A Franklin family will celebrate three graduations this summer after a father and his two sons receive two degrees and a diploma.

Rick Service will graduate from Ivy Tech Community College with an associate’s degree in general studies, while his son Chris graduates from Franklin Community High School and his son Nick graduates from Franklin College.

Service and his wife, Pam, always told their children to get good grades and go to college to have the best chance at supporting themselves and their families. And two years ago, Rick Service decided he would finally go to college as well.

He wasn’t having a problem providing for himself or his family, but now with an associate’s degree he feels more employable as he now knows how to use computers.

The Service file

Name: Rick Service

Age: 49

Occupation: Maintenance worker

Family: Wife, Pam; sons, Nick and Chris

Graduate of: Ivy Tech Community College

Degree: Associate’s degree in general studies. In the fall, he will complete a technical certificate in business administration.

About Ivy Tech

Campus: Franklin

Enrollment at Franklin campus: 1,063 students

Campus: 2205 McClain Drive, Franklin

Number of Johnson County students graduating: 166

Graduation

Event: Commencement for Ivy Tech Community College — Columbus/Franklin

Where: Franklin Community Middle School, 625 Grizzly Cub Drive, Franklin

When: 10 a.m. Saturday

Service started thinking about enrolling at Ivy Tech after seeing the president’s State of the Union in 2011. During the speech, the president mentioned a 55-year-old woman who had gone back to college to learn how to work with computers. After hearing that story, Service decided he should do the same.

“I felt like I was too young to not, at some time in my life, know how to use a computer,” he said.

As a high school student, Service never used a computer. The only people he could think of at the time who used them were astronauts. He joined the National Guard shortly after graduating. Service’s parents didn’t go to college, and at the time he didn’t believe it was possible to afford the tuition.

Service married his wife, Pam, shortly after graduating from high school. After leaving the military, he found maintenance work around town. He works for businesses and private residents and maintains a hair salon owned by his wife.

The couple were able to make a living for themselves and for sons Nick and Chris. But they told the boys early on that they needed to prepare themselves to go to college, which meant keeping their grades high. Service regularly told the boys that if their grades were fine, everything was fine.

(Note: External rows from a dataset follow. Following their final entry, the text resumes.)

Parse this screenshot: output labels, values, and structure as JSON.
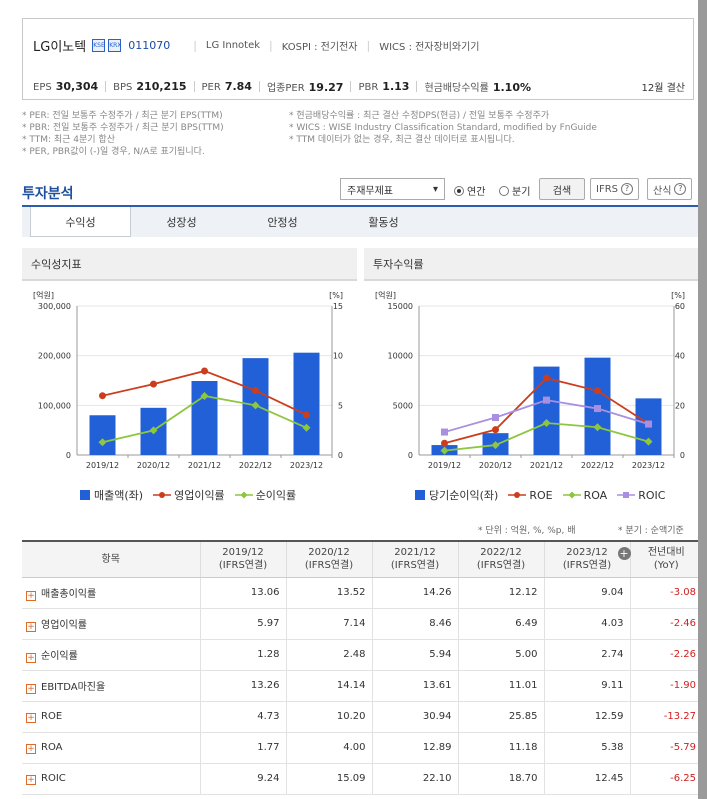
{
  "company": {
    "name": "LG이노텍",
    "badges": [
      "KSE",
      "KRX"
    ],
    "code": "011070",
    "name_en": "LG Innotek",
    "market": "KOSPI : 전기전자",
    "wics": "WICS : 전자장비와기기"
  },
  "metrics": [
    {
      "label": "EPS",
      "value": "30,304"
    },
    {
      "label": "BPS",
      "value": "210,215"
    },
    {
      "label": "PER",
      "value": "7.84"
    },
    {
      "label": "업종PER",
      "value": "19.27"
    },
    {
      "label": "PBR",
      "value": "1.13"
    },
    {
      "label": "현금배당수익률",
      "value": "1.10%"
    }
  ],
  "fiscal": "12월 결산",
  "notes_left": [
    "* PER: 전일 보통주 수정주가 / 최근 분기 EPS(TTM)",
    "* PBR: 전일 보통주 수정주가 / 최근 분기 BPS(TTM)",
    "* TTM: 최근 4분기 합산",
    "* PER, PBR값이 (-)일 경우, N/A로 표기됩니다."
  ],
  "notes_right": [
    "* 현금배당수익률 : 최근 결산 수정DPS(현금) / 전일 보통주 수정주가",
    "* WICS : WISE Industry Classification Standard, modified by FnGuide",
    "* TTM 데이터가 없는 경우, 최근 결산 데이터로 표시됩니다."
  ],
  "analysis": {
    "title": "투자분석",
    "select": "주재무제표",
    "radio_annual": "연간",
    "radio_quarter": "분기",
    "search": "검색",
    "ifrs": "IFRS",
    "formula": "산식"
  },
  "tabs": [
    "수익성",
    "성장성",
    "안정성",
    "활동성"
  ],
  "colors": {
    "bar": "#2260d8",
    "red": "#cc3d1c",
    "green": "#8dc63f",
    "purple": "#a98fe0",
    "accent": "#2d5cad"
  },
  "chart_left_title": "수익성지표",
  "chart_right_title": "투자수익률",
  "chart_data": [
    {
      "type": "bar",
      "categories": [
        "2019/12",
        "2020/12",
        "2021/12",
        "2022/12",
        "2023/12"
      ],
      "y_unit_left": "[억원]",
      "y_unit_right": "[%]",
      "y_ticks_left": [
        "300,000",
        "200,000",
        "100,000",
        "0"
      ],
      "y_ticks_right": [
        "15",
        "10",
        "5",
        "0"
      ],
      "ylim_left": [
        0,
        300000
      ],
      "ylim_right": [
        0,
        15
      ],
      "series": [
        {
          "name": "매출액(좌)",
          "axis": "left",
          "type": "bar",
          "values": [
            80000,
            95000,
            149000,
            195000,
            206000
          ]
        },
        {
          "name": "영업이익률",
          "axis": "right",
          "type": "line",
          "values": [
            5.97,
            7.14,
            8.46,
            6.49,
            4.03
          ]
        },
        {
          "name": "순이익률",
          "axis": "right",
          "type": "line",
          "values": [
            1.28,
            2.48,
            5.94,
            5.0,
            2.74
          ]
        }
      ]
    },
    {
      "type": "bar",
      "categories": [
        "2019/12",
        "2020/12",
        "2021/12",
        "2022/12",
        "2023/12"
      ],
      "y_unit_left": "[억원]",
      "y_unit_right": "[%]",
      "y_ticks_left": [
        "15000",
        "10000",
        "5000",
        "0"
      ],
      "y_ticks_right": [
        "60",
        "40",
        "20",
        "0"
      ],
      "ylim_left": [
        0,
        15000
      ],
      "ylim_right": [
        0,
        60
      ],
      "series": [
        {
          "name": "당기순이익(좌)",
          "axis": "left",
          "type": "bar",
          "values": [
            1000,
            2200,
            8900,
            9800,
            5700
          ]
        },
        {
          "name": "ROE",
          "axis": "right",
          "type": "line",
          "values": [
            4.73,
            10.2,
            30.94,
            25.85,
            12.59
          ]
        },
        {
          "name": "ROA",
          "axis": "right",
          "type": "line",
          "values": [
            1.77,
            4.0,
            12.89,
            11.18,
            5.38
          ]
        },
        {
          "name": "ROIC",
          "axis": "right",
          "type": "line",
          "values": [
            9.24,
            15.09,
            22.1,
            18.7,
            12.45
          ]
        }
      ]
    }
  ],
  "units_note": "* 단위 : 억원, %, %p, 배",
  "basis_note": "* 분기 : 순액기준",
  "table": {
    "header_item": "항목",
    "columns": [
      {
        "year": "2019/12",
        "basis": "(IFRS연결)"
      },
      {
        "year": "2020/12",
        "basis": "(IFRS연결)"
      },
      {
        "year": "2021/12",
        "basis": "(IFRS연결)"
      },
      {
        "year": "2022/12",
        "basis": "(IFRS연결)"
      },
      {
        "year": "2023/12",
        "basis": "(IFRS연결)"
      }
    ],
    "yoy_header": [
      "전년대비",
      "(YoY)"
    ],
    "rows": [
      {
        "label": "매출총이익률",
        "values": [
          "13.06",
          "13.52",
          "14.26",
          "12.12",
          "9.04"
        ],
        "yoy": "-3.08"
      },
      {
        "label": "영업이익률",
        "values": [
          "5.97",
          "7.14",
          "8.46",
          "6.49",
          "4.03"
        ],
        "yoy": "-2.46"
      },
      {
        "label": "순이익률",
        "values": [
          "1.28",
          "2.48",
          "5.94",
          "5.00",
          "2.74"
        ],
        "yoy": "-2.26"
      },
      {
        "label": "EBITDA마진율",
        "values": [
          "13.26",
          "14.14",
          "13.61",
          "11.01",
          "9.11"
        ],
        "yoy": "-1.90"
      },
      {
        "label": "ROE",
        "values": [
          "4.73",
          "10.20",
          "30.94",
          "25.85",
          "12.59"
        ],
        "yoy": "-13.27"
      },
      {
        "label": "ROA",
        "values": [
          "1.77",
          "4.00",
          "12.89",
          "11.18",
          "5.38"
        ],
        "yoy": "-5.79"
      },
      {
        "label": "ROIC",
        "values": [
          "9.24",
          "15.09",
          "22.10",
          "18.70",
          "12.45"
        ],
        "yoy": "-6.25"
      }
    ]
  }
}
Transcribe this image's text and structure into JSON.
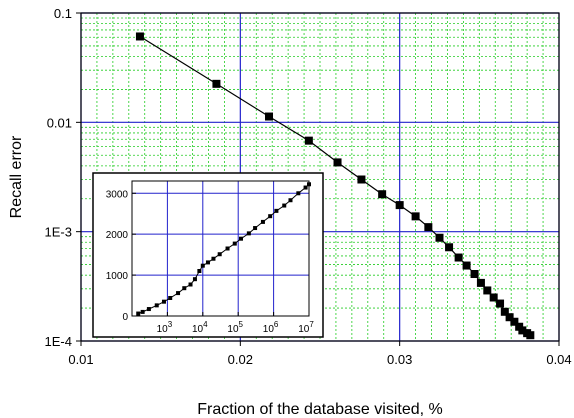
{
  "chart_data": [
    {
      "type": "line",
      "title": "",
      "xlabel": "Fraction of the database visited, %",
      "ylabel": "Recall error",
      "xlim": [
        0.01,
        0.04
      ],
      "ylim": [
        0.0001,
        0.1
      ],
      "yscale": "log",
      "grid": true,
      "minor_grid": true,
      "x_ticks": [
        {
          "value": 0.01,
          "label": "0.01"
        },
        {
          "value": 0.02,
          "label": "0.02"
        },
        {
          "value": 0.03,
          "label": "0.03"
        },
        {
          "value": 0.04,
          "label": "0.04"
        }
      ],
      "y_ticks": [
        {
          "value": 0.1,
          "label": "0.1"
        },
        {
          "value": 0.01,
          "label": "0.01"
        },
        {
          "value": 0.001,
          "label": "1E-3"
        },
        {
          "value": 0.0001,
          "label": "1E-4"
        }
      ],
      "colors": {
        "major_grid": "#2222cc",
        "minor_grid": "#22cc22",
        "series": "#000000"
      },
      "marker": "square",
      "series": [
        {
          "x": [
            0.0137,
            0.0185,
            0.0218,
            0.0243,
            0.0261,
            0.0276,
            0.0289,
            0.03,
            0.031,
            0.0318,
            0.0325,
            0.0331,
            0.0337,
            0.0342,
            0.0347,
            0.0351,
            0.0355,
            0.0359,
            0.0363,
            0.0366,
            0.0369,
            0.0372,
            0.0375,
            0.0377,
            0.038,
            0.0382
          ],
          "y": [
            0.061,
            0.0225,
            0.0113,
            0.0068,
            0.0043,
            0.003,
            0.0022,
            0.00175,
            0.00138,
            0.0011,
            0.00088,
            0.00072,
            0.00058,
            0.00049,
            0.00041,
            0.00034,
            0.00029,
            0.00025,
            0.00022,
            0.000185,
            0.000165,
            0.00015,
            0.000135,
            0.000125,
            0.000118,
            0.000113
          ]
        }
      ]
    },
    {
      "type": "line",
      "title": "",
      "inset": true,
      "xscale": "log",
      "xlim": [
        100,
        10000000
      ],
      "ylim": [
        0,
        3300
      ],
      "grid": true,
      "x_ticks": [
        {
          "value": 1000,
          "base": "10",
          "exp": "3"
        },
        {
          "value": 10000,
          "base": "10",
          "exp": "4"
        },
        {
          "value": 100000,
          "base": "10",
          "exp": "5"
        },
        {
          "value": 1000000,
          "base": "10",
          "exp": "6"
        },
        {
          "value": 10000000,
          "base": "10",
          "exp": "7"
        }
      ],
      "y_ticks": [
        {
          "value": 0,
          "label": "0"
        },
        {
          "value": 1000,
          "label": "1000"
        },
        {
          "value": 2000,
          "label": "2000"
        },
        {
          "value": 3000,
          "label": "3000"
        }
      ],
      "colors": {
        "grid": "#2222cc",
        "series": "#000000"
      },
      "marker": "square",
      "series": [
        {
          "x": [
            150,
            200,
            300,
            500,
            800,
            1200,
            2000,
            3000,
            4500,
            6000,
            8000,
            10000,
            14000,
            20000,
            30000,
            50000,
            80000,
            120000,
            200000,
            300000,
            500000,
            800000,
            1200000,
            2000000,
            3000000,
            5000000,
            8000000,
            10000000
          ],
          "y": [
            60,
            100,
            170,
            260,
            350,
            440,
            560,
            680,
            770,
            900,
            1100,
            1230,
            1310,
            1400,
            1510,
            1650,
            1770,
            1890,
            2020,
            2150,
            2300,
            2440,
            2570,
            2700,
            2830,
            3000,
            3140,
            3220
          ]
        }
      ]
    }
  ]
}
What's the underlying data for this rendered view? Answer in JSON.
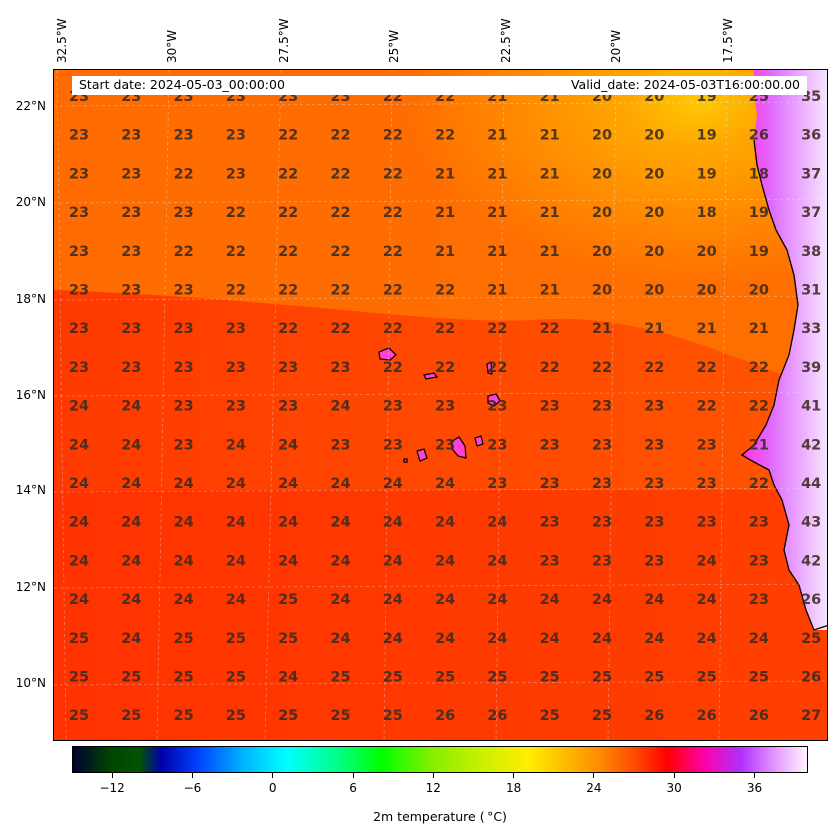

“I wanted them to do better than I did. Maybe have an easier time, financially. Didn’t want to see them breaking their backs like I did,” Service said.

Years of listening to Service emphasize college along with constantly driving past the campus prompted Nick Service to enroll at Franklin College four years ago. This month he’ll graduate with a bachelor’s degree in health science.

Chris Service, a senior at Franklin Community High School, already has completed more than one year of Ivy Tech credits through the high school’s early college program, and he’ll attend Franklin College next year to begin studying exercise science.

After Service enrolled at Ivy Tech, he took longer than some of his classmates to complete his assignments, partly because he’d never used the computer programs before but also because he wanted to be sure he completed everything correctly. His sons’ high school and college schedules meant they didn’t have much time to help their dad with his assignments, but any help he needed he got from Ivy Tech’s professors.

Service doesn’t have specific plans for after graduation, other than he’ll complete a business administration certificate in the fall. He hasn’t thought about whether he’ll go on to pursue a bachelor’s degree. Right now he’s thinking about what additional jobs he’s now qualified for.

“I think having that degree and that certificate will be helpful in getting a job,” he said.